Known all over the world for his buildings, many of which have attained iconic status, Frank Gehry has revolutionised architecture’s aesthetics, its social and cultural role, and its relationship to the city.

It was in Los Angeles, in the early 1960s, that Gehry opened his own office as an architect. There he engaged with the California art scene, becoming friends with artists such as Ed Ruscha, Richard Serra, Claes Oldenburg, Larry Bell, and Ron Davis. His encounter with the works of Robert Rauschenberg and Jasper Johns would open the way to a transformation of his practice as an architect, for which his own, now world-famous, house at Santa Monica would serve as a manifesto.

Frank Gehry’s work has since then been based on the interrogation of architecture’s means of expression, a process that has brought with it new methods of design and a new approach to materials, with for example the use of such “poor” materials as cardboard, sheet steel and industrial wire mesh.

As postmodernisms triumphed, Gehry for his part escaped them. He explained himself in a now famous dialogue with director Sydney Pollack who made a biographical film about the architect in 2005 (Sketches of Frank Gehry – screened as part of the exhibition). “How do you make architecture human?” ; “How do you find a second wind after industrial collapse?”. Such questions run through Gehry’s work, through both the architecture and the urban vision so intimately associated with it. He is indeed as much an urbanist as he is an architect, the Guggenheim Museum, Bilbao, offering one of the most spectacular demonstrations of this – an iconic example of architecture’s capacity to revive the surrounding economic fabric.

Following an earlier presentation of Frank Gehry’s work at the Centre Pompidou in 1992, this retrospective offers a global survey of his work. It describes the development of his formal and architectural language through the different periods into which his career may be divided, from the 1960s to the present.

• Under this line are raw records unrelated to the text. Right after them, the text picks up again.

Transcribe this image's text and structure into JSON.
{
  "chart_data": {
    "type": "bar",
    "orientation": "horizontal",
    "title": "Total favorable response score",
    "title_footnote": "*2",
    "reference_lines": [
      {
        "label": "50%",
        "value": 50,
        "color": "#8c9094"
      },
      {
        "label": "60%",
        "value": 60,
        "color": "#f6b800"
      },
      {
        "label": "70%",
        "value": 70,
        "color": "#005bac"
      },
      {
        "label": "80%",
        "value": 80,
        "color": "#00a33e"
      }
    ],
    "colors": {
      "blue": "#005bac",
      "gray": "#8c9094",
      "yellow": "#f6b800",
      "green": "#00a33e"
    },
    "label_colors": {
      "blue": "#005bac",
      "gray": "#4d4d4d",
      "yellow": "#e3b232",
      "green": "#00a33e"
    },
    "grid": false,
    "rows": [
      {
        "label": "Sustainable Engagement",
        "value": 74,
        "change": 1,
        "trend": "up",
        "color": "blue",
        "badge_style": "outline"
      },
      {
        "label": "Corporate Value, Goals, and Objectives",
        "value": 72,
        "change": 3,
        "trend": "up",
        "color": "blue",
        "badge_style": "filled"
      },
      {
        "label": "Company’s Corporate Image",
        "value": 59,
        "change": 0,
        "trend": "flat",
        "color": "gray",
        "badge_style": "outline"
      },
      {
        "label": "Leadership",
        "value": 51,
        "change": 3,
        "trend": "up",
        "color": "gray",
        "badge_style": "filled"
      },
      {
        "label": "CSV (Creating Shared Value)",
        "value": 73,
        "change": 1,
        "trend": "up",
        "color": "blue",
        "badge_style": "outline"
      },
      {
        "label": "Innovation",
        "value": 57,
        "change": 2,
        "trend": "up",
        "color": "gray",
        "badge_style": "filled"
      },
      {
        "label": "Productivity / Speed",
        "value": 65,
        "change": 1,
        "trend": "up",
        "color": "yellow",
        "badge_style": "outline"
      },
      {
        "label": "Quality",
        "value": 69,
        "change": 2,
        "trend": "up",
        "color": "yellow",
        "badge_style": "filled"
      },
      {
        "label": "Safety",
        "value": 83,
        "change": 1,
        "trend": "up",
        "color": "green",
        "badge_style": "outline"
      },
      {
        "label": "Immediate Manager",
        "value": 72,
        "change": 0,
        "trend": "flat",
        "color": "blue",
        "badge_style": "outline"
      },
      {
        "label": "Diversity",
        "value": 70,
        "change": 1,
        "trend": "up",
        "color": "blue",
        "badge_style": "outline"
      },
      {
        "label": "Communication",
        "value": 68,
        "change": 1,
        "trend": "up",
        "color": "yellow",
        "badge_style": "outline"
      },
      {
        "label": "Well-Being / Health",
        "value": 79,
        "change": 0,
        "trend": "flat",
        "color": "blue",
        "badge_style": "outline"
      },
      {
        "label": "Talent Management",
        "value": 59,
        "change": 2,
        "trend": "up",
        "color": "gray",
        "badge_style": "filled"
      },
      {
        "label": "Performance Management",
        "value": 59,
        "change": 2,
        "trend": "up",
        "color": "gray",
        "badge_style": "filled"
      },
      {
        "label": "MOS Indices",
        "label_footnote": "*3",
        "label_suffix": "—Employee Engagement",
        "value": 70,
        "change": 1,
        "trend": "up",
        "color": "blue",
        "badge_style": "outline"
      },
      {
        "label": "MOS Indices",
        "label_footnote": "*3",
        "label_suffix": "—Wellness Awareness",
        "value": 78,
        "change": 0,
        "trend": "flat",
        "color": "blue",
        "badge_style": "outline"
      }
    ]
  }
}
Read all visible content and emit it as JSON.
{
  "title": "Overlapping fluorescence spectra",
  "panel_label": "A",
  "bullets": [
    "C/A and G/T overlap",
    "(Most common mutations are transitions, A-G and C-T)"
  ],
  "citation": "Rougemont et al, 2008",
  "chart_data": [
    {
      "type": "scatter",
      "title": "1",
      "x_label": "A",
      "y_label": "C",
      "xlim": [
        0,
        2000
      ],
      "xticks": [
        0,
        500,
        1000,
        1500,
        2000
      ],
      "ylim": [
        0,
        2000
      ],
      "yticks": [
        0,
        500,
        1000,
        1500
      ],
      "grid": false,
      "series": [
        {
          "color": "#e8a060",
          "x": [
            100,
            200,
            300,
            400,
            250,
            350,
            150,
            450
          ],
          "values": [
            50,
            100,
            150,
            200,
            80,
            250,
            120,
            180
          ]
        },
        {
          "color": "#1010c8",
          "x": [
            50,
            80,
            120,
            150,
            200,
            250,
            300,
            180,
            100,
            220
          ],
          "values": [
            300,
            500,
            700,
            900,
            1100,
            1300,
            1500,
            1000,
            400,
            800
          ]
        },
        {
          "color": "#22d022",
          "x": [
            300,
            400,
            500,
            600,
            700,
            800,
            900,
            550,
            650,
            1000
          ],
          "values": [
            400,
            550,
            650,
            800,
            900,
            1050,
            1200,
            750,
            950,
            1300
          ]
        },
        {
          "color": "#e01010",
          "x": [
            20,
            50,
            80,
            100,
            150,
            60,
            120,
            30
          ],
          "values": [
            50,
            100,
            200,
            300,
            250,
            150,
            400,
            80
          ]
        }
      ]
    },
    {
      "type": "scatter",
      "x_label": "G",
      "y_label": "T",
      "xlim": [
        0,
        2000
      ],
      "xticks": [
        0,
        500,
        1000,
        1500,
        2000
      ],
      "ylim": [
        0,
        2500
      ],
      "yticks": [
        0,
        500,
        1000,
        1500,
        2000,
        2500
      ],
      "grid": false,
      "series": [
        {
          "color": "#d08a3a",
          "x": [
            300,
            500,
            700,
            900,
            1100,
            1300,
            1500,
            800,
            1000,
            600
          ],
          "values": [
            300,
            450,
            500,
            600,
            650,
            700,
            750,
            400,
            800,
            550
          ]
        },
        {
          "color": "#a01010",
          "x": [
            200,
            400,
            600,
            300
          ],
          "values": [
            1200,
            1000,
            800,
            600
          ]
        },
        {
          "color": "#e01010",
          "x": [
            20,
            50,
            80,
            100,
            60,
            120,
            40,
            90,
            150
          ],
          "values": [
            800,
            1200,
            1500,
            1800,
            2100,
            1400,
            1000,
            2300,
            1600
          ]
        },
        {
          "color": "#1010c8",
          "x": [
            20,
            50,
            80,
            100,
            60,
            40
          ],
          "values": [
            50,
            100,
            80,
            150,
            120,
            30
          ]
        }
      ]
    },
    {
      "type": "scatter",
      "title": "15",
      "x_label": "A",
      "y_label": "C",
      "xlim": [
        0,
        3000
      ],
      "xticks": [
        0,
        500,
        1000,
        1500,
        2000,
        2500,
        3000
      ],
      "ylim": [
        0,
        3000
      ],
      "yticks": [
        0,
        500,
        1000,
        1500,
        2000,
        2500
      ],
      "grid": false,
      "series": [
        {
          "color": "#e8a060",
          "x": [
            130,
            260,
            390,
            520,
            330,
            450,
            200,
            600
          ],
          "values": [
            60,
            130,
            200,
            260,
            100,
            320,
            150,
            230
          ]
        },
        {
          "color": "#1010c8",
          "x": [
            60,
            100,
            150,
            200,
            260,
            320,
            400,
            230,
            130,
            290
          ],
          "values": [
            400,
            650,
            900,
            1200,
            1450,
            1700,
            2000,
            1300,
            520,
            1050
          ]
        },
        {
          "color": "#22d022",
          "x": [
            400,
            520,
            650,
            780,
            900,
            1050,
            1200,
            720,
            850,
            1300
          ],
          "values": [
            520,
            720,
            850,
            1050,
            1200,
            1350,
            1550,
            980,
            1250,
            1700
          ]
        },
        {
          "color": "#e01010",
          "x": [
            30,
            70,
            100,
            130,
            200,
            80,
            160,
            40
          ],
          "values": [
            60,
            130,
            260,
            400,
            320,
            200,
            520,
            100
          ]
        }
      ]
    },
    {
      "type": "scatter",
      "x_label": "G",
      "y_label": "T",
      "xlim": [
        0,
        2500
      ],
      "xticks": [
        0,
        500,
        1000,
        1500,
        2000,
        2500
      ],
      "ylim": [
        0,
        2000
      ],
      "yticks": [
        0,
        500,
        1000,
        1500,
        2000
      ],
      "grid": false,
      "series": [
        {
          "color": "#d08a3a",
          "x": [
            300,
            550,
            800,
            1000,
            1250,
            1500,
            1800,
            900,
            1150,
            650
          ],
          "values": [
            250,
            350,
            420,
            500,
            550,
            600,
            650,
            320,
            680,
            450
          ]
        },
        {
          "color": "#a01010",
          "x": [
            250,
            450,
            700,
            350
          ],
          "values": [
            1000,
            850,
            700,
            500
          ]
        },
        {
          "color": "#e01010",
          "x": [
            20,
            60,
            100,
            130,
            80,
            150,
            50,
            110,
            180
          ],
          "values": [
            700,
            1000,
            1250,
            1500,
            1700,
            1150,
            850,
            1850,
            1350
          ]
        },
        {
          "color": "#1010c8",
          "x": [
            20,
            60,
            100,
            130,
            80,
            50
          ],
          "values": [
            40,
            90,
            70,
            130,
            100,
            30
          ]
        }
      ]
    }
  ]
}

This is done through some 60 major projects, among them the Vitra Design Museum in Germany (1989), the Guggenheim Museum Bilbao (1997), the Walt Disney Concert Hall (2003) and the Beekman Tower in New York (2011).

No other exhibition has ever assembled so many projects – with 225 drawings, 67 models and supporting documentation – to offer a reading of this highly distinctive architectural language. Elaborated in close co-operation with Frank Gehry Partners, the design of the exhibition is organised around two key themes: urbanism and the development of new systems of digital design and fabrication. The exhibition opens at a time when Frank Gehry has been very active in France. After building the American Center in Paris in the 1990s, he has returned in force with two major projects: a start was made on the Fondation Luma at Arles only a few months ago, while the end of October will see the opening of his most recent building, the masterly Fondation Louis Vuitton in Paris.

To accompany the exhibition, Éditions du Centre Pompidou will publish an exhaustive, 260-page catalogue, edited by curators Frédéric Migayrou and Aurélien Lemonier, the most authoritative work on Gehry yet to be published in French. With an exclusive interview with Frank Gehry and essays by art historians and architectural critics Marie-Ange Brayer, Gwenaël Delhumeau, Eliza Culea and Andrew Witt - its 600 illustrations present 60 of Gehry’s most outstanding projects, built or unbuilt, through sketches, drawings, plans, elevations and photographs.